Atualmente, a Invepar tem como acionistas fundos de pensão de funcionários do Banco do Brasil, Petrobrás, Caixa e um fundo formado por credores da OAS. A Invepar entrou em crise depois da saída da OAS e tem uma dívida bilionária com o fundo Munbadala, fundo soberano de Abu Dhabi.
"Não tinha uma regra e não tinha como ter uma regra até porque tudo que era combinado não era cumprido", diz o engenheiro. "A primeira coisa que o empreiteiro faz é chamar você de chefe e dizer que está com prejuízo. É sempre assim, isso não é só coimigo é comigo e com todos da cadeia e com o próprio prefeito. o próprio prefeito repetia isso o tempo inteiro, já me chama de chefe e dizem que eu tô no prejuízo. então, as coisas eram combinadas e não eram cumpridas. na verdade você coordenava uma grande farsa, pq tudo que era acertado não era cumprido."
Os agrados da concessionária não se limitavam às propinas. A Lamsa também oferecia um pacote de benefícios sociais como presentes caros, jantares em bons restaurantes e até festas em motel com garotas de programa.
A Prefeitura trava na Justiça uma batalha contra a Lamsa por causa das irregularidades no contrato de concessão. No ano assado, a Prefeitura conseguiu uma liminar na Justiça para interromper a cobrança. O Tribunal de Justiça voltou atrás e a cobrança foi retomada. No dia 12 de março houve uma tentativa de conciliação, sem acordo.
O que dizem os citados
Em nota, a Lamsa – Linha Amarela S/A afirmou que desconhece a prática de corrupção nas ruas obras.

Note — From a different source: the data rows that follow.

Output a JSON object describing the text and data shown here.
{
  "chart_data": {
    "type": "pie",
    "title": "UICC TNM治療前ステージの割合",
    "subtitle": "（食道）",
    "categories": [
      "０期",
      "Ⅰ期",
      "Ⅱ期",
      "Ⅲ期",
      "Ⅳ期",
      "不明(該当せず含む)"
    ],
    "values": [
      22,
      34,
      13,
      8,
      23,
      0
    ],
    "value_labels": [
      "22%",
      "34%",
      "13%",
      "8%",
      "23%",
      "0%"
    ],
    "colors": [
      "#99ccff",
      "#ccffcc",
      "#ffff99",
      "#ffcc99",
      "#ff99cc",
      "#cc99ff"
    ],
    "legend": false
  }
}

A construtora OAS informou que só irá se manifestar se for acionada pela Justiça, mas não tem conhecimento dos fatos narrados pelo delator.
O ex-prefeito do Rio, Eduardo Paes, e o deputado federal Pedro Paulo (DEM), negaram envolvimento no caso e em qualquer esquema de corrupção.
O processo movido pela Prefeitura do Rio contra a concessionária Lamsa está suspenso há quatro meses e, segundo o Tribunal de Justiça do Estado, está à espera de acordo.